Tuesday November 29th, 2016

Belgian researchers have begun clinical trials using pasteurised bacteria as a treatment for diabetes and obesity, it was announced last night.

The trial at the University of Louvain involves the bacterium Akkermansia, which is found in the human gut.

The researchers have spent ten years studying it amid evidence that it might aid metabolic health.

They say that early clinical trials have shown their treatment is safe. So far they have not got evidence that beneficial effects found in mice studies are likely in their patients.

They have also identified a protein that may play a key role in the bacteria's beneficial effects.

The treatment involves pasteurisation of the bacteria at a temperature of 70C.

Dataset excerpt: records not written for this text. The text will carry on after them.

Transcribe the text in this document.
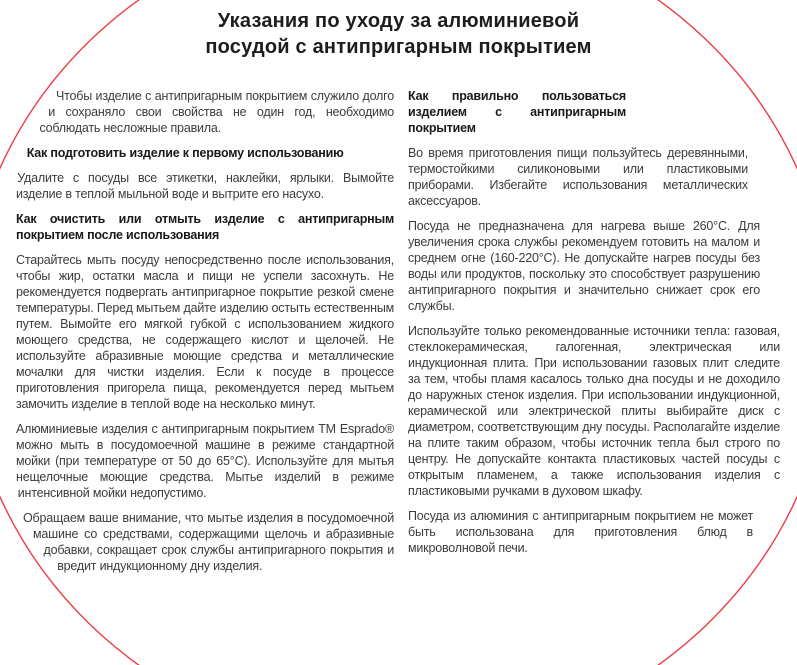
Указания по уходу за алюминиевой
посудой с антипригарным покрытием

Чтобы изделие с антипригарным покрытием служило долго и сохраняло свои свойства не один год, необходимо соблюдать несложные правила.

Как подготовить изделие к первому использованию

Удалите с посуды все этикетки, наклейки, ярлыки. Вымойте изделие в теплой мыльной воде и вытрите его насухо.

Как очистить или отмыть изделие с антипригарным покрытием после использования

Старайтесь мыть посуду непосредственно после использования, чтобы жир, остатки масла и пищи не успели засохнуть. Не рекомендуется подвергать антипригарное покрытие резкой смене температуры. Перед мытьем дайте изделию остыть естественным путем. Вымойте его мягкой губкой с использованием жидкого моющего средства, не содержащего кислот и щелочей. Не используйте абразивные моющие средства и металлические мочалки для чистки изделия. Если к посуде в процессе приготовления пригорела пища, рекомендуется перед мытьем замочить изделие в теплой воде на несколько минут.

Алюминиевые изделия с антипригарным покрытием ТМ Esprado® можно мыть в посудомоечной машине в режиме стандартной мойки (при температуре от 50 до 65°С). Используйте для мытья нещелочные моющие средства. Мытье изделий в режиме интенсивной мойки недопустимо.

Обращаем ваше внимание, что мытье изделия в посудомоечной машине со средствами, содержащими щелочь и абразивные добавки, сокращает срок службы антипригарного покрытия и вредит индукционному дну изделия.

Как правильно пользоваться изделием с антипригарным покрытием

Во время приготовления пищи пользуйтесь деревянными, термостойкими силиконовыми или пластиковыми приборами. Избегайте использования металлических аксессуаров.

Посуда не предназначена для нагрева выше 260°С. Для увеличения срока службы рекомендуем готовить на малом и среднем огне (160-220°С). Не допускайте нагрев посуды без воды или продуктов, поскольку это способствует разрушению антипригарного покрытия и значительно снижает срок его службы.

Используйте только рекомендованные источники тепла: газовая, стеклокерамическая, галогенная, электрическая или индукционная плита. При использовании газовых плит следите за тем, чтобы пламя касалось только дна посуды и не доходило до наружных стенок изделия. При использовании индукционной, керамической или электрической плиты выбирайте диск с диаметром, соответствующим дну посуды. Располагайте изделие на плите таким образом, чтобы источник тепла был строго по центру. Не допускайте контакта пластиковых частей посуды с открытым пламенем, а также использования изделия с пластиковыми ручками в духовом шкафу.

Посуда из алюминия с антипригарным покрытием не может быть использована для приготовления блюд в микроволновой печи.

The scientists, Patrice Cani and Professor Willem de Vos, say this left the bacteria inactive but live - and seemed to double its effectiveness. This led them to a protein on the outer surface - Amuc_1100 - that survived pasteurisation and seemed to be linked to the benefits of the treatment.

Details of the work were published last night in Nature Medicine.

A university spokesman said: "The discovery of this protein is also really promising as it also has a positive impact on our immune system: it blocks the passage of toxins into the blood, reinforces the immune defences of the intestine, and abolished the leaky gut syndrome for instance.

"Thus, the Amuc_1100* protein provides hope for the treatment of other diseases such as inflammation of the intestine that appears for instance in cases of stress, alcoholism, liver diseases and cancer."